Have you ever thought about what worship is all about? Certainly, we have impressions of what worship is but we are often confused about what true worship is all about. For many of use, we have been seduced by the myths of worship. For example, we may think worship is the fuzzy feeling we get when the music of the church service is done right. We want to be moved; we want to have a feeling. But this is wrong. Worship is a choice and we must make that choice to worship God constantly throughout our lives.
Another myth of worship is that worship is a place we go to on Sunday mornings; it is an act, a liturgy, a set of routines we must go through. We might see worship as set of divine hoops we jump through as we do our “churchy” duties. God weeps at the thought of this type of worship.
What is true worship?
The word “worship” is derived from two words—worth and ship. Worship is saying that God is worthy to receive glory and honor from me. Thus, worship is the ongoing declaration of the worth of God in my live from all that I that I am and do because of all He is and does.

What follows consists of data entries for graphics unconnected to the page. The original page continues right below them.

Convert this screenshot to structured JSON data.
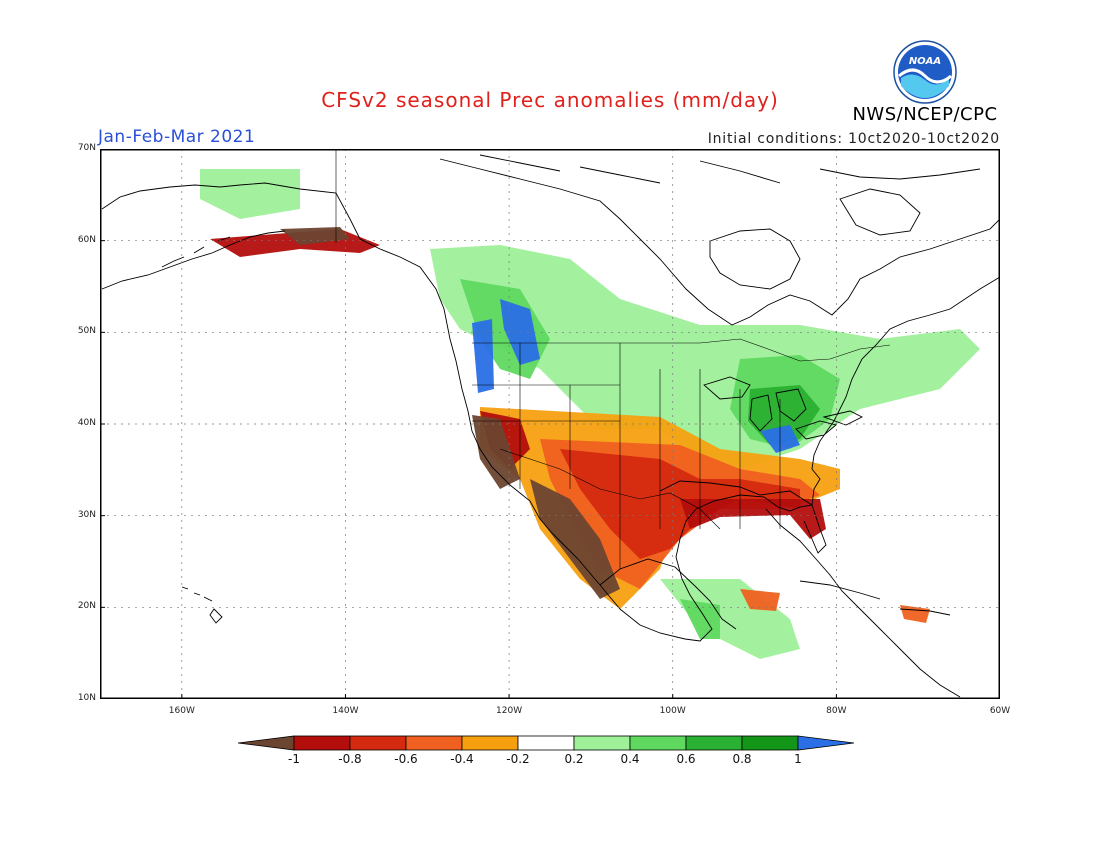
{
  "header": {
    "title": "CFSv2 seasonal Prec anomalies (mm/day)",
    "period": "Jan-Feb-Mar 2021",
    "initial_conditions": "Initial conditions: 10ct2020-10ct2020",
    "agency": "NWS/NCEP/CPC",
    "logo_text": "NOAA"
  },
  "map": {
    "lat_labels": [
      "70N",
      "60N",
      "50N",
      "40N",
      "30N",
      "20N",
      "10N"
    ],
    "lon_labels": [
      "160W",
      "140W",
      "120W",
      "100W",
      "80W",
      "60W"
    ]
  },
  "colorbar": {
    "labels": [
      "-1",
      "-0.8",
      "-0.6",
      "-0.4",
      "-0.2",
      "0.2",
      "0.4",
      "0.6",
      "0.8",
      "1"
    ],
    "colors": [
      "#6b4530",
      "#b30e0c",
      "#d42a10",
      "#f06020",
      "#f6a010",
      "#ffffff",
      "#9ef099",
      "#5fd860",
      "#2ab032",
      "#139618",
      "#2a6fe6"
    ]
  }
}
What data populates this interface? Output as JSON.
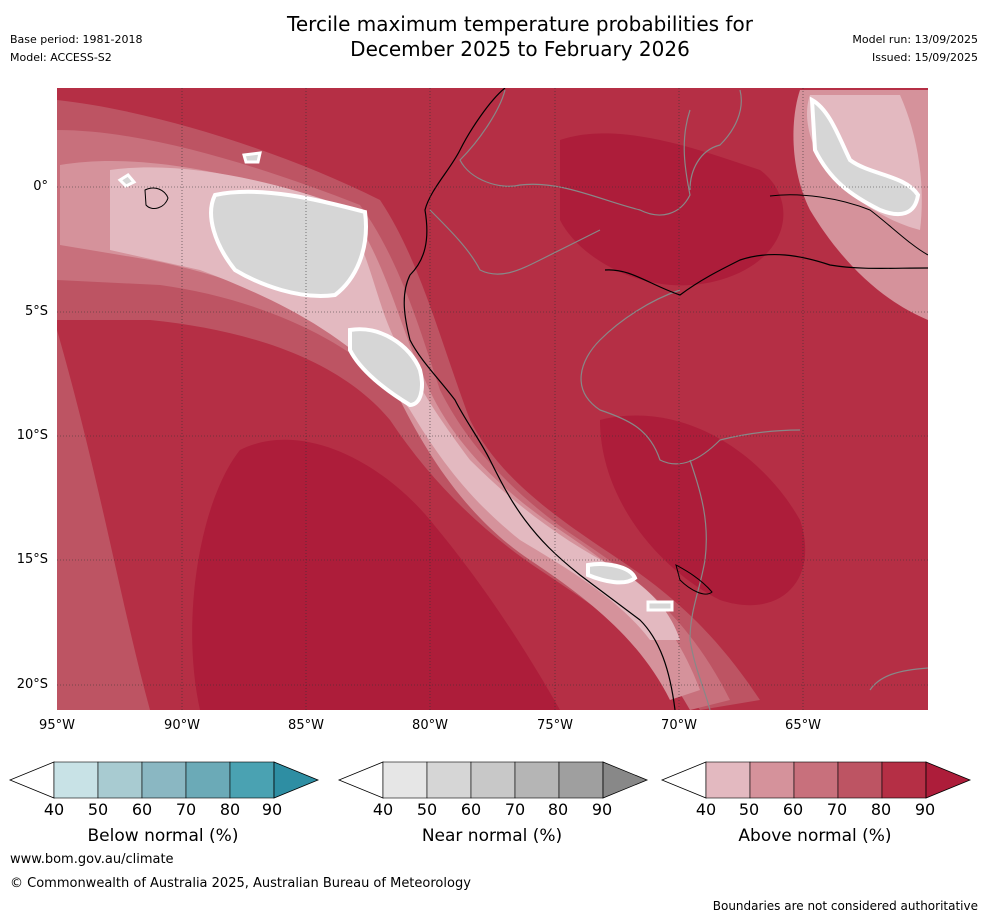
{
  "title_line1": "Tercile maximum temperature probabilities for",
  "title_line2": "December 2025 to February 2026",
  "base_period": "Base period: 1981-2018",
  "model": "Model: ACCESS-S2",
  "model_run": "Model run: 13/09/2025",
  "issued": "Issued: 15/09/2025",
  "y_ticks": [
    "0°",
    "5°S",
    "10°S",
    "15°S",
    "20°S"
  ],
  "x_ticks": [
    "95°W",
    "90°W",
    "85°W",
    "80°W",
    "75°W",
    "70°W",
    "65°W"
  ],
  "colorbars": [
    {
      "label": "Below normal (%)",
      "ticks": [
        "40",
        "50",
        "60",
        "70",
        "80",
        "90"
      ],
      "colors": [
        "#c8e2e6",
        "#a8cbd1",
        "#8ab7c2",
        "#6baab7",
        "#4aa2b2",
        "#2e8ea3"
      ]
    },
    {
      "label": "Near normal (%)",
      "ticks": [
        "40",
        "50",
        "60",
        "70",
        "80",
        "90"
      ],
      "colors": [
        "#e6e6e6",
        "#d6d6d6",
        "#c8c8c8",
        "#b5b5b5",
        "#9f9f9f",
        "#888888"
      ]
    },
    {
      "label": "Above normal (%)",
      "ticks": [
        "40",
        "50",
        "60",
        "70",
        "80",
        "90"
      ],
      "colors": [
        "#e3b9c0",
        "#d5929b",
        "#c8707c",
        "#bd5463",
        "#b52f45",
        "#ad1d3a"
      ]
    }
  ],
  "website": "www.bom.gov.au/climate",
  "copyright": "© Commonwealth of Australia 2025, Australian Bureau of Meteorology",
  "disclaimer": "Boundaries are not considered authoritative"
}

Romans 12:1 says, “Therefore, I urge you, brothers, in view of God’s mercy, to offer your bodies as living sacrifices, holy and pleasing to God—this is your spiritual act of worship (NIV).” This verse is familiar to us, but we often fail to realize it is a call to worship God. We are told a number of truths in this verse regarding worship.
First, my body is to be the vessel of worship. It is a vessel that is to be purified for use in God’s service (2 Cor 4:7). Worship takes place in me. I am the temple, dwelling place, high priest, and vessel. Worship is me taking my life and placing it on the altar as an act of worship to God. Worship is my personal, privileged responsibility encased in my life as the dwelling place of God.
Second, worship is my response to God. The passage begins with “Therefore” which alludes to the first eleven chapters of Romans which show that I have been cleansed of sin and brought into a relationship with God. How can I say thanks to God? If He never did another thing for me, He has redeemed me and for that reason alone He is worthy of my praise and of my worship.
Third, worship is a requirement. God’s first commandment in the Mosaic Law was that you shall have no other gods before Me. Even in our worship, we can put God second. Sometimes the music becomes our worship. Sometimes, just going to a church service becomes our worship. But our required worship is to show God the worth we place on Him. Only He is worthy of our worship.
Forth, worship is to be holy. The vessels used in the worship of God in the Old Testament were purified before they could be used. In the same way, we must be purified—made holy—before we can be used as vessels of worship before God.
Fifth, worship is to be our priority. The progression from Rom 12:1 throughout the rest of the book emphasizes this point. I first lay my life on the altar of God. Verse 12:2 then reveals that my mind is to be transformed. The rest of the chapter shows the importance of using my spiritual gifts in my worship of God. The rest of the book shows how I am to lead a Godly life and thus prove the worth I place on God. All of these are my act of worship—my demonstration of the worth of God in my life. My most important action is to worship God in my life from all that I am and do because of all He is and does.
Sixth, worship involves me as a living sacrifice. I have heard it said that the problem with living sacrifices is that they keep crawling off the altar. But we are to be living sacrifices that firmly rest on God’s altar. I am to worship God alive with life—with all the fibers of my being. Don’t crawl off the altar and worship those things that are not worthy of worship. Only the true God is worthy of our worship.
The idea of worship extends to our entire being. It is life itself. So, why do we live? We live life to show God how much He is worth to us. It is our declaration of the worth of God in my life because of what He has done. Worship is my ongoing everyday response to the worth of God and it happens intimately and corporately—in the quietness of my home and together with the body of Christ.
Worship is done through tears and laughter, grief and joy; it is done every day and everywhere. We worship because God has redeemed me and He is worth my everything. He has done much more than I deserve; He alone is worth my every act of worship.
We also worship God because of His creative work. The magnificence of His creation calls out to me to worship God. All that we see around us—the stars in the sky, the mountain brook, and grass covered plains—are there for only one reason. All creation exists only because of God.
Our temptation is to worship secondary things. Whenever we place other concerns above God we are worshiping those concerns rather than God. Our whole being must be devoted to continuously giving our worship to God.